If there is one thing that almost everybody agrees on when it comes to tackling climate change, it’s that there is no time to waste. Every hour matters.
Unfortunately, in relation to carbon markets — systems to trade carbon credits that have immense potential to propel the global decarbonization race — many global companies and investors have had something of a “watch and wait” approach.
The good news is that this is changing. As a member of a global climate and nature investment and advisory firm, I was recently in Japan, meeting with investors to talk about our portfolio of nature-based solutions, projects and opportunities. Through this and other interactions, I sense that the tide is turning.
Without standardized processes and a rules-based system for trading credits between countries, a patchwork of voluntary schemes has dominated carbon trading globally. But that is all set to change after key elements of the Paris Agreement’s Article 6 were approved at COP29, the United Nations climate change conference held in November in Baku, Azerbaijan.
Recent years have seen many companies either pause or slow down their involvement in carbon markets amid reports of irregularities and poor behavior in the context of some projects, and the negative publicity that has resulted. As an advocate for these markets’ potential to drive much-needed financing into climate change mitigation and nature restoration, this caution has been both understandable and frustrating.
Voluntary carbon markets have been far from perfect but, despite variability in the quality of different projects, we know that companies who participate in them are more likely to be decarbonizing and doing so at a higher rate.
What many of the “watch and wait” cohort have been holding out for is a strong signal that the necessary scaffolding is in place to ensure the carbon credits being generated and traded are of high quality and “high integrity.” The latter term is reserved for credits resulting from activities that feature stringent transparency and accounting standards, ensuring that claimed benefits are genuine and accurately measured and that the activities would not have been carried out without carbon markets’ financial support.
Article 6 will deliver a market-based mechanism that enables countries and companies to transfer emissions reductions or removals between each other to meet climate targets. It took nine years of painstaking negotiations to reach this breakthrough, and the impact it is already having should not be underestimated.
We are transitioning from a patchwork of voluntary schemes, standards and projects that companies adhere to to make public claims about offsetting emissions to an emerging new order that will increasingly be dominated by compliance (i.e., mandatory) markets. This means that governments and large emitters must meet targets set by domestic carbon pricing schemes and decarbonize their industrial sectors, in part using high-integrity credits.

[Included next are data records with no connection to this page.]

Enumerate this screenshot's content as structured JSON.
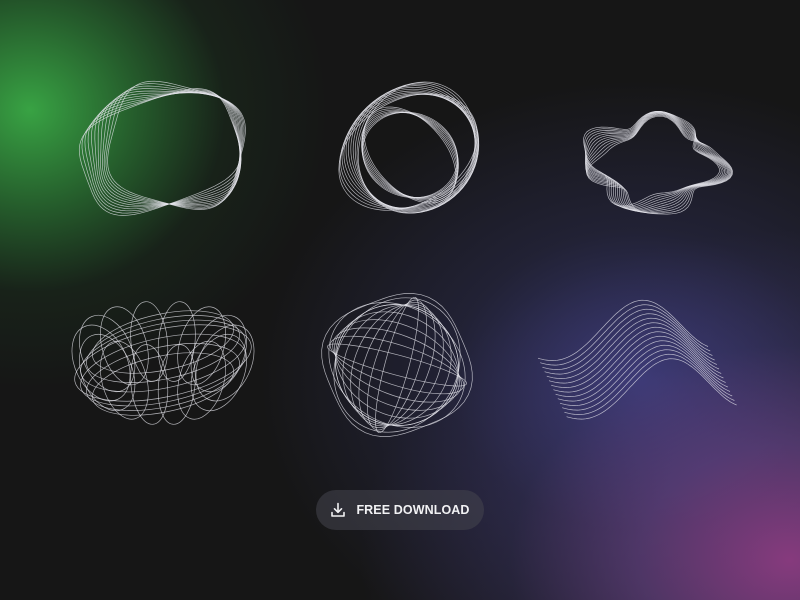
{
  "download_button": {
    "label": "FREE DOWNLOAD",
    "icon": "download-icon"
  },
  "artworks": [
    {
      "name": "wireframe-shape-twisted-ring",
      "icon": "shape-icon"
    },
    {
      "name": "wireframe-shape-loop-ring",
      "icon": "shape-icon"
    },
    {
      "name": "wireframe-shape-wavy-blob",
      "icon": "shape-icon"
    },
    {
      "name": "wireframe-shape-torus",
      "icon": "shape-icon"
    },
    {
      "name": "wireframe-shape-sphere",
      "icon": "shape-icon"
    },
    {
      "name": "wireframe-shape-wave-ribbon",
      "icon": "shape-icon"
    }
  ],
  "colors": {
    "background": "#161616",
    "green_glow": "#3aaa46",
    "purple_glow": "#8c3c82",
    "indigo_glow": "#464696",
    "line": "#e6e6ec",
    "button_bg": "#46464e",
    "button_text": "#f2f2f4"
  }
}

Countries like Japan and Singapore are leading the way. In Japan’s case, the GX League — which already covers over half of Japan’s emissions and has an emissions trading system under its umbrella — will transition from a voluntary to a compliance framework starting from 2026. Japanese companies, therefore, have the chance to be at the forefront of the opportunities this shift creates.

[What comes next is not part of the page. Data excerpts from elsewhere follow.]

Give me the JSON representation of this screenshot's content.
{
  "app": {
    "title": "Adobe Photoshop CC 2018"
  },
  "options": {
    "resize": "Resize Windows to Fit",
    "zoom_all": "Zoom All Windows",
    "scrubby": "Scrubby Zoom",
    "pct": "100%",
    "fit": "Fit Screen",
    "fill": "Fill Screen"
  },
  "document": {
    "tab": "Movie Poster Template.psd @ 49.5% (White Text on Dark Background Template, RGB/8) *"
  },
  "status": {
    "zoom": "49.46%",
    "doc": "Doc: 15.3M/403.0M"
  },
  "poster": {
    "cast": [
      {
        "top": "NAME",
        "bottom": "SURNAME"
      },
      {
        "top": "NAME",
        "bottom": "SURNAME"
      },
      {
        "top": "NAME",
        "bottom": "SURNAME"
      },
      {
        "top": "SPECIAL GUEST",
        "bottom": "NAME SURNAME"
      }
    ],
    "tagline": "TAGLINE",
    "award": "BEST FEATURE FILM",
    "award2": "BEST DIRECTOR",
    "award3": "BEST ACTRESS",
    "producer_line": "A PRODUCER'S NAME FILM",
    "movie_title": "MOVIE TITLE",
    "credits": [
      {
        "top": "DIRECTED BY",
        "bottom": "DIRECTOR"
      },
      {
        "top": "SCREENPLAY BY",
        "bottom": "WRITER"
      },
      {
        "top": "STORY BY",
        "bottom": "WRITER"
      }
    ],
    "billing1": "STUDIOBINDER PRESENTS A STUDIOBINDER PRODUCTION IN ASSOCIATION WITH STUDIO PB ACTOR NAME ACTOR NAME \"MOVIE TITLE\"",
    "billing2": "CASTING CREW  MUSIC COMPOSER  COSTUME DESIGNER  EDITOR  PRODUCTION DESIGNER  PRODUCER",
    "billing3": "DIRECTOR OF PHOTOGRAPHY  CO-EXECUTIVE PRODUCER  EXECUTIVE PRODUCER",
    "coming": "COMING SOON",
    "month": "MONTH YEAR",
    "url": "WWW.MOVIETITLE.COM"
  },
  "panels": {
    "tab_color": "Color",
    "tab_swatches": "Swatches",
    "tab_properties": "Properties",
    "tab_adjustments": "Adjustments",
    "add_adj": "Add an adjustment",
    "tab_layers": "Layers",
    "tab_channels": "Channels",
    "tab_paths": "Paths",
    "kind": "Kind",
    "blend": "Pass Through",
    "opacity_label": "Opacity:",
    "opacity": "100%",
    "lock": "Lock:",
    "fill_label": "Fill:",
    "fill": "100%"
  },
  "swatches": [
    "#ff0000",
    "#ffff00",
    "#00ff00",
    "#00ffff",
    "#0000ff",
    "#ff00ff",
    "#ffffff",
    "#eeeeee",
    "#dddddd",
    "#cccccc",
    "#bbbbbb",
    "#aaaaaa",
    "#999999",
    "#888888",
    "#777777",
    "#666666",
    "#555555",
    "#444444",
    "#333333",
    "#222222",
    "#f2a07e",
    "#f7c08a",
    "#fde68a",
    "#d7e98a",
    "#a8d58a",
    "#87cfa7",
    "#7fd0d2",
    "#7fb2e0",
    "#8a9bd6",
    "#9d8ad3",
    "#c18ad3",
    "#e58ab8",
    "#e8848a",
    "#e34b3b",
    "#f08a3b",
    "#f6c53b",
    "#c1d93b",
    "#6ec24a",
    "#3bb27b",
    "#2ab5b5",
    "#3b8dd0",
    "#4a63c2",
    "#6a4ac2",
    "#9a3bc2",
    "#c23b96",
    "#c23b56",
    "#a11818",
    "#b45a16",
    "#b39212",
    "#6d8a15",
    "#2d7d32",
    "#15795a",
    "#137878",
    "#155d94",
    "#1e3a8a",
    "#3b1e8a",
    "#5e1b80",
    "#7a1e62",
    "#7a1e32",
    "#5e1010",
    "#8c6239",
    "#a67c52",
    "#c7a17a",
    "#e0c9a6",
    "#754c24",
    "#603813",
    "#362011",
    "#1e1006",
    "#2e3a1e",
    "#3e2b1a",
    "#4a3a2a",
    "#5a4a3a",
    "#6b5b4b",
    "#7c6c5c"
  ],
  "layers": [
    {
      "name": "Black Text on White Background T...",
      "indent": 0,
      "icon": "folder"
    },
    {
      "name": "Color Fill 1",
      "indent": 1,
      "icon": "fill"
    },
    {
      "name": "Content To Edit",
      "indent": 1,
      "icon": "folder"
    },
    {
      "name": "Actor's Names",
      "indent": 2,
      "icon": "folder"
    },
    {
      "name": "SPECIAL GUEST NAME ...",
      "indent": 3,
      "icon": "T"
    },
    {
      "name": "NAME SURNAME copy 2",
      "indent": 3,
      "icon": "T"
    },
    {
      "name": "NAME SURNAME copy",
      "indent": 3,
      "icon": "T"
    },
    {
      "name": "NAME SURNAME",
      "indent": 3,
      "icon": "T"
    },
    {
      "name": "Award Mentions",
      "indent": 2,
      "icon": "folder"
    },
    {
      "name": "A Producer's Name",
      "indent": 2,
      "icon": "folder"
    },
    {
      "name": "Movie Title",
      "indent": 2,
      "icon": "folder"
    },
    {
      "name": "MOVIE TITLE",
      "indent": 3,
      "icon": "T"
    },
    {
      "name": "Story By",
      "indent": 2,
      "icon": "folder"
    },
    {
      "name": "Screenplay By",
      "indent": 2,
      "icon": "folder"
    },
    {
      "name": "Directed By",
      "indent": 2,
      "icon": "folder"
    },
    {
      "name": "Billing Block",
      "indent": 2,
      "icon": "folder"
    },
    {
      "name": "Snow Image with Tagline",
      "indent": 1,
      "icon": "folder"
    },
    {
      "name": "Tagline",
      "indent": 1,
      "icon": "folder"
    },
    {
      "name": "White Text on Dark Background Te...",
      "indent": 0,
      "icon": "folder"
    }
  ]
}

Starting now, the chase is on for high-quality carbon credits.
Crucially, emissions reductions claimed for a project must be genuine. They also need to be permanent: There is little point planting a tree and claiming the carbon it stores only to cut it down some years later.
In addition, high-integrity credits should also be properly tallied. If a nation counts carbon credits toward achieving its Paris Agreement targets generated within its borders at the same time as those credits are sold offshore and “retired” — used — by a foreign company, then the emissions reduction benefit will have been double counted.
Agreement on Article 6, paired with the rapid development of national compliance schemes requiring companies to decarbonize in line with the Paris Agreement, is poised to supercharge demand for high-integrity carbon credits. This could grow by around 40% each year through to 2030, according to estimates.
We are already seeing this in aviation, where the Carbon Offsetting and Reduction Scheme for International Aviation, known as “CORSIA,” is being embraced on a significant scale by global airlines, to the point that shortages and higher prices for carbon credits are forecast.
To avoid supply crunches, many more high-integrity carbon projects must come online. Smart companies can help prevent potential roadblocks, acting now by underwriting carbon projects in exchange for guaranteed access to resulting credits.
All of this is, undoubtedly, a positive step. In a system that leans in favor of market-based responses to climate change, market forces will and should be a push factor that drives the financing of nature repair and carbon sequestration, therefore multiplying the number of projects able to supply high-integrity credits.
There will be winners and losers along the way, as well as plenty of opportunities to be strategically adept. Japan and its companies have the chance to lead in this space and we are already seeing burgeoning enthusiasm as the path ahead becomes clearer and increasingly well-marked.